Precis Portal
Solved Precis
2009
Original Passage
From Plato to Tolstoy art has been accused of exciting our emotions and thus of disturbing the order and harmony of our moral life. “Poetical imagination, according to Plato, waters our experience of lust and anger, of desire and pain, and makes them grow when they ought to starve with drought. “Tolstoy sees in art a source of infection. “Not only in infection,” he says, “a sign of art, but the degree of infectiousness is also the sole measure of excellence in art.” But the flaw in this theory is obvious. Tolstoy suppresses a fundamental moment of art, the moment of form. The aesthetic experience – the experience of contemplation – is a different state of mind from the coolness of our theoretical and the sobriety of our moral judgment. It is filled with the liveliest energies of passion, but passion itself is here transformed both in its nature and in its meaning. Wordsworth defines poetry as “emotion recollected in tranquility”. But the tranquility we feel in great poetry is not that of recollection. The emotions aroused by the poet do not belong to a remote past. They are “here”-alive and immediate. We are aware of their full strength, but this strength tends in a new direction. It is rather seen than immediately felt. Our passions are no longer dark and impenetrable powers; they become, as it were, transparent. Shakespeare never gives us an aesthetic theory. He does not speculate about the nature of art.
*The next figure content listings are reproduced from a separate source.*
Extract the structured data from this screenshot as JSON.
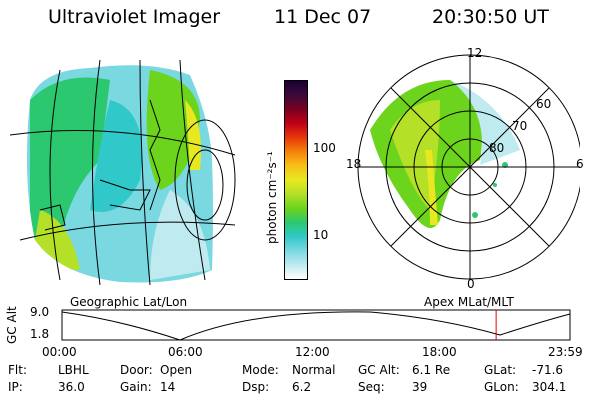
{
  "header": {
    "title": "Ultraviolet Imager",
    "date": "11 Dec 07",
    "time": "20:30:50 UT"
  },
  "colorbar": {
    "label": "photon cm⁻²s⁻¹",
    "ticks": [
      "100",
      "10"
    ],
    "colors": [
      "#1a0033",
      "#3a0a3a",
      "#7a0020",
      "#c00018",
      "#e8380a",
      "#f4820a",
      "#f8c018",
      "#e8e820",
      "#b4e028",
      "#6cd41c",
      "#2cc870",
      "#30c8c8",
      "#7ad8e0",
      "#bfeaf0",
      "#ffffff"
    ]
  },
  "apex_ticks": {
    "mlt": [
      "12",
      "18",
      "6",
      "0"
    ],
    "mlat": [
      "60",
      "70",
      "80"
    ]
  },
  "labels": {
    "geo": "Geographic Lat/Lon",
    "apex": "Apex MLat/MLT"
  },
  "timeline": {
    "ylabel": "GC Alt",
    "yticks": [
      "9.0",
      "1.8"
    ],
    "xticks": [
      "00:00",
      "06:00",
      "12:00",
      "18:00",
      "23:59"
    ],
    "marker_hour": 20.51
  },
  "info": [
    [
      {
        "k": "Flt:",
        "v": "LBHL"
      },
      {
        "k": "Door:",
        "v": "Open"
      },
      {
        "k": "Mode:",
        "v": "Normal"
      },
      {
        "k": "GC Alt:",
        "v": "6.1 Re"
      },
      {
        "k": "GLat:",
        "v": "-71.6"
      }
    ],
    [
      {
        "k": "IP:",
        "v": "36.0"
      },
      {
        "k": "Gain:",
        "v": "14"
      },
      {
        "k": "Dsp:",
        "v": "6.2"
      },
      {
        "k": "Seq:",
        "v": "39"
      },
      {
        "k": "GLon:",
        "v": "304.1"
      }
    ]
  ]
}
Yet in the only passage in which he speaks of the character and function of dramatic art the whole stress is laid upon this point. “The purpose of playing,” as Hamlet explains, “both at the first and now, was and is, to hold, as, there, the mirror up to nature; to show virtue her own feature, scorn her own image, and the very age and body of the time his form and pressure.” But the image of a passion is not the passion itself. The poet who represents a passion does not infect us with this passion. At a Shakespeare play we are not infected with the ambition of Macbeth, with the cruelty of Richard III, or with the jealousy of Othello. We are not at the mercy of these emotions; we look through them; we seem to penetrate into their very nature and essence. In this respect Shakespeare’s theory of dramatic art, if he had such a theory, is in complete agreement with the conception of the fine arts of the great painters and sculptors.
Title
Art, Form, and the Transformation of Emotion
Solved Precis
Major thinkers like Plato and Tolstoy accused art of exciting passions and disturbing moral life, with Tolstoy measuring artistic excellence solely by its "infectiousness". This theory is flawed because it ignores the fundamental role of form. Aesthetic experience is a contemplative state where passion is transformed; emotions are immediate and strong, yet they are observed—"rather seen than immediately felt"—becoming "transparent". Citing Shakespeare’s Hamlet, the author states that the purpose of dramatic art is to hold a "mirror up to nature". The image of a passion is distinct from the passion itself, meaning the audience is not infected by emotions like Macbeth's ambition or Othello’s jealousy, but rather looks through them to penetrate their nature and essence.